AB InBev does have the right to exercise an option to acquire Crown every 10 years. But that provision may not survive regulators’ scrutiny.

“That might be a bargaining chip they put in there to have something to give up” if regulators raise concerns, Schuhmacher said.

Friday’s acquisition announcement ends a close, but tumultuous relationship between the two brewers. The partnership first started in 1993 when AB bought a share of Modelo as part of a bid to expand in Mexico. By the late 1990s, Anheuser-Busch owned a 50 percent interest in the business, and controlled nine of 19 board seats, while Modelo CEO Fernandez sat on the St. Louis brewer’s board.

When InBev launched its takeover bid in 2008, Anheuser-Busch executives saw buying the rest of Modelo as their best option to remain independent — the so-called “Mexican defense” — and the two companies were near a deal in which Anheuser-Busch would buy out Modelo and potentially install Fernandez as CEO, according to an account in “Dethroning the King,” a 2011 book on the InBev takeover.

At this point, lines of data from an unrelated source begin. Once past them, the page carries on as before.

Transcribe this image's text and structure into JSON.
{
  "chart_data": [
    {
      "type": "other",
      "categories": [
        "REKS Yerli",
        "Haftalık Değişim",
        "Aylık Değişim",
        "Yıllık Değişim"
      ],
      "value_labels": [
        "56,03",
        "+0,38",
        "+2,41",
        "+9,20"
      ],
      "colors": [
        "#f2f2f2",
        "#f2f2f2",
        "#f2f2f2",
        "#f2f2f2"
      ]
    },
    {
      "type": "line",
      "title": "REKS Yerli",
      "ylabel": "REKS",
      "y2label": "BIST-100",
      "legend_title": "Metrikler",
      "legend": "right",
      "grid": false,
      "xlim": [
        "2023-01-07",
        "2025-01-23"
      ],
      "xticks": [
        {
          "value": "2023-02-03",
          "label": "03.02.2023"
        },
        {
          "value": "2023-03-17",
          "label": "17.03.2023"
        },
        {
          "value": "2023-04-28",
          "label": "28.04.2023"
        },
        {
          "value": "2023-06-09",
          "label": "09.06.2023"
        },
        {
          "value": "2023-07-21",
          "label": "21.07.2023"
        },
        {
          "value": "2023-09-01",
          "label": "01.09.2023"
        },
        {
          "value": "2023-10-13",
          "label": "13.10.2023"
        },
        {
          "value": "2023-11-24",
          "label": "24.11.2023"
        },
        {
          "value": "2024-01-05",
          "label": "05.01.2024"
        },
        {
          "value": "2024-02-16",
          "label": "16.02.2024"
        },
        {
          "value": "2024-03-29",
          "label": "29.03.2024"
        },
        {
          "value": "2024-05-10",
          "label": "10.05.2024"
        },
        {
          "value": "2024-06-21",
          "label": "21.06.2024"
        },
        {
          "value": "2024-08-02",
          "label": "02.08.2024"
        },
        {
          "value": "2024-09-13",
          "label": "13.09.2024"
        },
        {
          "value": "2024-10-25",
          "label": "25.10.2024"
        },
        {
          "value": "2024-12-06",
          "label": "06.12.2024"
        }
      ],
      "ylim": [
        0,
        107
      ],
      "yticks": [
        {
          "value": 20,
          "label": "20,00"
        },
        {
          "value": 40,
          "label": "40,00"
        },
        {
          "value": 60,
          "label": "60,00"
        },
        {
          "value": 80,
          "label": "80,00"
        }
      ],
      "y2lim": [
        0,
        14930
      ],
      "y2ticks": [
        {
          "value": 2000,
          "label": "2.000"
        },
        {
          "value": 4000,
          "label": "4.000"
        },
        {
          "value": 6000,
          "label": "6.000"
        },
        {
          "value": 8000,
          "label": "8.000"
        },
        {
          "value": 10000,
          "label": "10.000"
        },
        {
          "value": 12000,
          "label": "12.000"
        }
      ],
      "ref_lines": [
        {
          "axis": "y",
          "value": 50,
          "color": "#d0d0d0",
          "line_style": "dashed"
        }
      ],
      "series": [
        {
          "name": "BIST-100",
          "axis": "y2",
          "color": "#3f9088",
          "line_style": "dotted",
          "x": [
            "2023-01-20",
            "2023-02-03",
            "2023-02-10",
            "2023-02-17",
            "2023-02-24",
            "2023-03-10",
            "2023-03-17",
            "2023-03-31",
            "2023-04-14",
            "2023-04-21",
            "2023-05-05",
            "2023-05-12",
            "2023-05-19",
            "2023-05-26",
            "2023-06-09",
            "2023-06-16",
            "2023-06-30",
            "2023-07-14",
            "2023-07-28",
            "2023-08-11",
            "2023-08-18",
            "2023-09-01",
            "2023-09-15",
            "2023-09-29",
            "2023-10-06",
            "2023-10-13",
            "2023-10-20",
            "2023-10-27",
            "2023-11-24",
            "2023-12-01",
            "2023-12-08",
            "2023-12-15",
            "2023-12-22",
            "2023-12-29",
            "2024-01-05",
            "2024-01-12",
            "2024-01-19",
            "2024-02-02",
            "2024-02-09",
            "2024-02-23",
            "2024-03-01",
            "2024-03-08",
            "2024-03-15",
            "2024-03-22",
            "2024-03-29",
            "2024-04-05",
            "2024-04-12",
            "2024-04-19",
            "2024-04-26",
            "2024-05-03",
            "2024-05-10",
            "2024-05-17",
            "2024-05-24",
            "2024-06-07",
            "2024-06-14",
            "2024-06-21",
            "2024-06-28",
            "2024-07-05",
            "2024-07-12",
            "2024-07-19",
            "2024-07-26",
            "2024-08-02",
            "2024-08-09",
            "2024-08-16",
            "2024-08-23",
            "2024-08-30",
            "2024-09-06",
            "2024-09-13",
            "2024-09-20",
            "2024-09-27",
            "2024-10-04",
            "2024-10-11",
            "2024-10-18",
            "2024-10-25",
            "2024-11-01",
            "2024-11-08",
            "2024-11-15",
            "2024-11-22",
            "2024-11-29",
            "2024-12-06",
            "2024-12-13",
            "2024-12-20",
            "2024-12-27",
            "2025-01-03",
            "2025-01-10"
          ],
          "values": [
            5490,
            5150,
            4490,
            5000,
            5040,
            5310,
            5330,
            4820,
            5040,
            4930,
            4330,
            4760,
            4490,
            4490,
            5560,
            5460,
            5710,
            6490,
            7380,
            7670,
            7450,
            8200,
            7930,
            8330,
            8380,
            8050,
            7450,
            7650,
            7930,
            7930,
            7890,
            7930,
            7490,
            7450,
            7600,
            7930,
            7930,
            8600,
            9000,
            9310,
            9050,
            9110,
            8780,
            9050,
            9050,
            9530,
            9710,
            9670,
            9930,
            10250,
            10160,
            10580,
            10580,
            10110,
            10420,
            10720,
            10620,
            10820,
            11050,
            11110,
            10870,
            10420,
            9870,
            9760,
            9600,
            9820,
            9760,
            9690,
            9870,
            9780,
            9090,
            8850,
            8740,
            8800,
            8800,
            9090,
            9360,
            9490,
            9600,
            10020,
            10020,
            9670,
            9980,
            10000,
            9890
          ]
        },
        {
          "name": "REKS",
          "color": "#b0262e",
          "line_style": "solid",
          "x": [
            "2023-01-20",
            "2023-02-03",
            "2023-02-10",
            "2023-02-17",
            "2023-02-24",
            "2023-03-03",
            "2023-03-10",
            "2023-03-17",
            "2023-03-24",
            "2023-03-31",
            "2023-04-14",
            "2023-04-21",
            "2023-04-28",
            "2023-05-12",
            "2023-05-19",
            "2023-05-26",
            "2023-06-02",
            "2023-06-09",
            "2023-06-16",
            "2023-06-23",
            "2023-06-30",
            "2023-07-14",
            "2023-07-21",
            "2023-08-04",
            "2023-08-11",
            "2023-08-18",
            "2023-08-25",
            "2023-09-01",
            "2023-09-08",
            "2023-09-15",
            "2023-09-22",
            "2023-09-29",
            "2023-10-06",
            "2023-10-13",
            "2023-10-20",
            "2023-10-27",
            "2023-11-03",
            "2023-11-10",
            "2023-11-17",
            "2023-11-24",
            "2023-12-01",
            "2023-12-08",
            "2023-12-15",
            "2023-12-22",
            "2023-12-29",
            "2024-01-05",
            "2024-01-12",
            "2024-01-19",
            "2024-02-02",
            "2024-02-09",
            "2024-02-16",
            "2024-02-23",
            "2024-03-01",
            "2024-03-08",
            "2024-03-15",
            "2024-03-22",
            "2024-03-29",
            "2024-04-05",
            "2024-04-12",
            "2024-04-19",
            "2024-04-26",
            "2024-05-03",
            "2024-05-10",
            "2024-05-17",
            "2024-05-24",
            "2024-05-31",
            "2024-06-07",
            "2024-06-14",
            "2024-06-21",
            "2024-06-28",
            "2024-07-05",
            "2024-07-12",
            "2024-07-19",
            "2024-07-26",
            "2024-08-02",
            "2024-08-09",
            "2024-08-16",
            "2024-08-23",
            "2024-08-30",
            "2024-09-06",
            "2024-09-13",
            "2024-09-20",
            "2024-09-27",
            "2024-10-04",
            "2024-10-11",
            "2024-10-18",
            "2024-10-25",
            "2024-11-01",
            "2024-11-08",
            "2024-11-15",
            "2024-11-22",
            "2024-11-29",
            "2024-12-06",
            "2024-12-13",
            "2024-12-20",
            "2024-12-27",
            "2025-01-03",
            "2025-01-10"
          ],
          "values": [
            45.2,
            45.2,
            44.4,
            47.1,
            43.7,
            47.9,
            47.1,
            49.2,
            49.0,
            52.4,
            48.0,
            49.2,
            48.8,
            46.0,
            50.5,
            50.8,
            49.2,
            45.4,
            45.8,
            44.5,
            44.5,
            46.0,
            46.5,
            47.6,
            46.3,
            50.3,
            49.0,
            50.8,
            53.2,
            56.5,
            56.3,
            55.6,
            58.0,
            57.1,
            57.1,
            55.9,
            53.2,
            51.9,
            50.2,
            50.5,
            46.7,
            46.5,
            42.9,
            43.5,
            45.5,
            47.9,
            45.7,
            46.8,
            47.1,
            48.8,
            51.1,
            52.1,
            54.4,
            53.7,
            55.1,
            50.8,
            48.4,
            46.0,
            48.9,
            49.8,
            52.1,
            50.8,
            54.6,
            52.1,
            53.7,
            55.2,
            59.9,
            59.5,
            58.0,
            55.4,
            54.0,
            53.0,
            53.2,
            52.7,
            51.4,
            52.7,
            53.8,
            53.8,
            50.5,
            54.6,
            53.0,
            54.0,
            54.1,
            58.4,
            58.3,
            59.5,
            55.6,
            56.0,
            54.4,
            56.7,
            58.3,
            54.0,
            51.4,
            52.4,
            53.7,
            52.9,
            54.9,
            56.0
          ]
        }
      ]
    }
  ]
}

But that deal fell through, and Fernandez quit the board of Anheuser-Busch shortly before the deal with InBev.

Since then, relations between Modelo and Anheuser-Busch InBev have been frosty.

In 2008, Modelo filed for arbitration against Anheuser-Busch selling its stake in the Mexican brewer to InBev; arbitrators ruled in Anheuser-Busch’s favor. Meanwhile Modelo has snubbed Anheuser-Busch InBev’s network for several overseas distribution deals, instead picking rivals MolsonCoors and Carlsberg.

As a company closely controlled by various Mexican families, it was unclear why the owners decided to yield to AB InBev.

Benj Steinman, editor of Beer Marketer’s Insights, a New York-based trade newsletter, said Grupo Modelo had signaled recently that it wasn’t interested in a sale.

“It could just be the timing for some of their shareholders,” he said. “There is a sense of inevitability to it, in that you have a partner with extremely deep pockets.”